Because 6 is even, we divide, obtain 3, which is odd, so we multiply and add, 10, even, divide… you get it.

As you can see, very quickly we get into a loop, the 4, 2, 1 loop. 1 is odd, so we multiply and add, obtaining 4, which is even so we divide, 2, divide, 1, multiply and add, 4… looping over and over forever.

The conjecture itself tries to find out if this is true for every number. That is, does every positive integer extending to infinity land on the 4, 2, 1 loop? Finding out just 1 counter example would prove this conjecture wrong, but we haven’t found any cases yet.

This is a conjecture because we have not proven this formally with mathematical tools that allow us to abstract the numbers themselves and just being able to say, confidently, that ”for absolutely every positive number, this holds true“.
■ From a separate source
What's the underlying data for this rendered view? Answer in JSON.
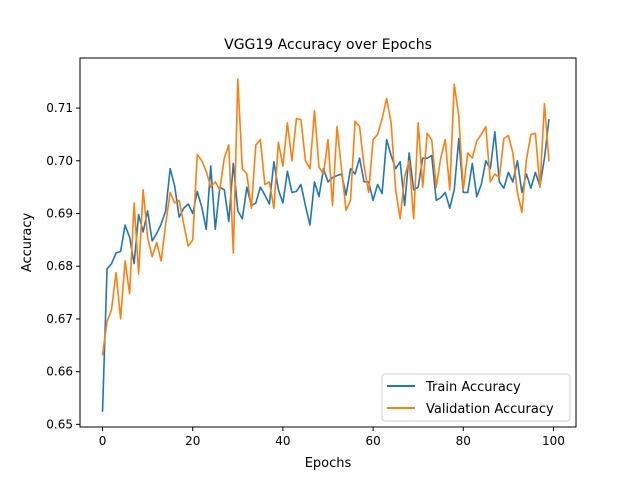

As stated in the video, some mathematicians suggest that ”math is not yet prepared for such problem“.

The video

Here are some frames I made for the video, using Manim

Frame of the animation Frame of the animation

Finally, here’s the final video. We put a lot of effort and passion into it, so hopefully you’ll love it.

The goals

Working in this project has made me realize that I really want to pursue a career like this, where I teach things on the internet to millions of people. It really makes me feel great and I am not afraid of possibly failing. I’ll extend my role also working as a designer and data scientist, visualizing data and presenting it beautifully. The Pudding are a great example of this, and really inspire me to continue down this line. We’ll see where we are in year from now! I am excited.